Theaflavins are a group of molecules that are created from green tea catechins when heat treatment damages the catechin molecule and they begin to resynthesize in various configurations; Theaflavins are the product of two catechin molecules binding together on the C ring, and similar to catechins can come in various gallated forms (whether there is gallic acid molecules bound to them or not).

Currently, Theaflavins appear to have really poor oral bioavailability and absorption. For systemic effects after absorption, it is likely that the bioactivity of Theaflavins (which is present) is due to a metabolite that is not Theaflavins. For most evidence outside of the gastrointestinal tract (mouth to anus), the molecule of Theaflavins per se may not be relevant unless below the 1 nanomolar range.

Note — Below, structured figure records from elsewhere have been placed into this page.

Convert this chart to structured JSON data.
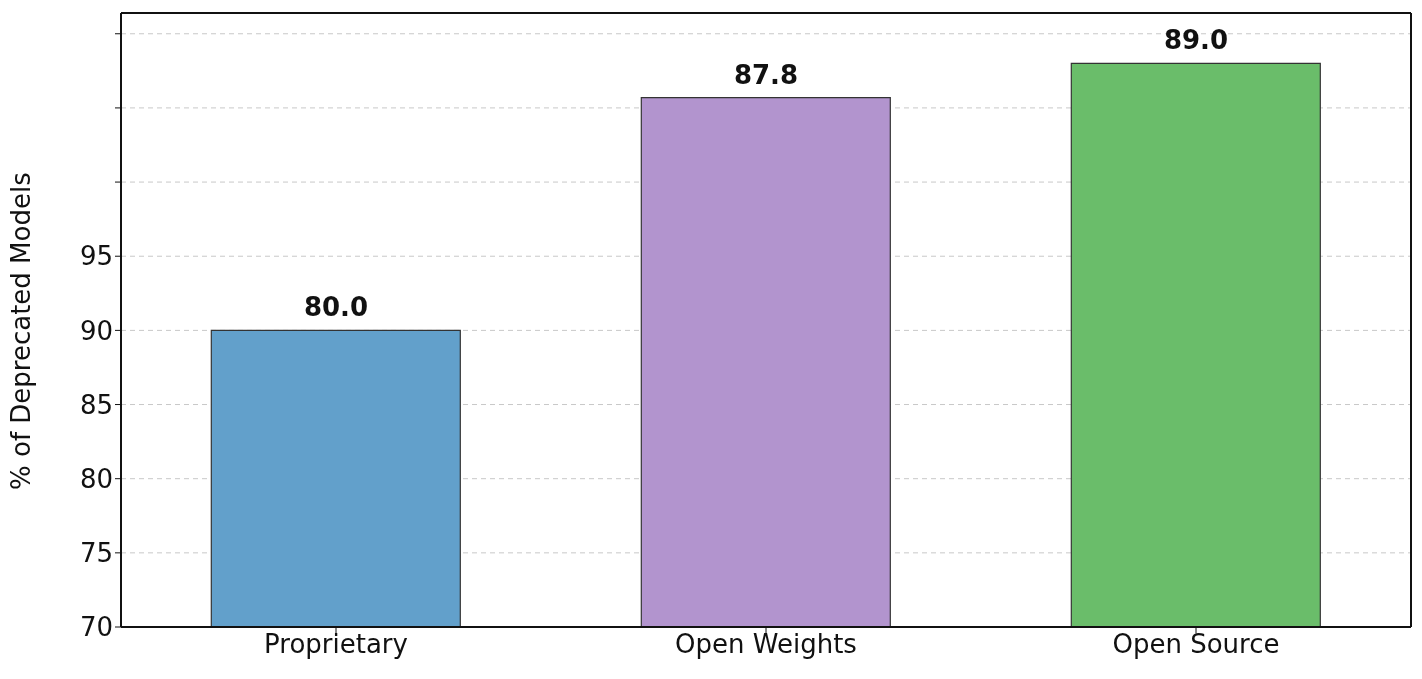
{
  "chart_data": {
    "type": "bar",
    "ylabel": "% of Deprecated Models",
    "categories": [
      "Proprietary",
      "Open Weights",
      "Open Source"
    ],
    "values": [
      90,
      105.7,
      108
    ],
    "colors": [
      "#62a0cb",
      "#b294ce",
      "#6abd6a"
    ],
    "annotations": [
      {
        "text": "80.0",
        "x": "Proprietary",
        "y": 90
      },
      {
        "text": "87.8",
        "x": "Open Weights",
        "y": 105.7
      },
      {
        "text": "89.0",
        "x": "Open Source",
        "y": 108
      }
    ],
    "ylim": [
      70,
      111.4
    ],
    "yticks": [
      70,
      75,
      80,
      85,
      90,
      95,
      {
        "value": 100,
        "label": null
      },
      {
        "value": 105,
        "label": null
      },
      {
        "value": 110,
        "label": null
      }
    ],
    "grid": "y"
  }
}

For effects within the gastrointestinal tract, Theaflavins appear to have promising anti-ulceration and oral cavity health properties that should be active at the concentrations found in black tea. Either black tea or supplementation also appears to reduce the absorption of fatty acids, cholesterol, and starches from the intestinal tract which can reduce nutrient absorption quantities (and secondary to inhibiting starch absorption, there may be some probiotic effects similar to dietary fiber).

What else is Theaflavins known as?
Theaflavins should not be confused with:
  • L-Theanine (a similar sounding compound also found in tea)
Dosage information

Theaflavins for purposes that do not require absorption (oral health, stomach ulceration, intestinal or colonic interactions) can have bioactivity in the doses found in Black Tea (this may also be advisable as the capsule of a supplement would need to break for it to influence the stomach or oral cavity)

There is currently no evidence to support the best oral dose of supplementation, although studies tend to use 700mg of Theaflavins once a day (this is said to be 30 cups of Black Tea, but that is a variable claim due to varying levels of Theaflavins in Black Tea to start)

Currently no evidence to support the best time of day or manner to take Theaflavin supplementation, although if using it for the purposes of hindering fat or carbohydrate absorption it would need to be taken alongside a meal containing those nutrients.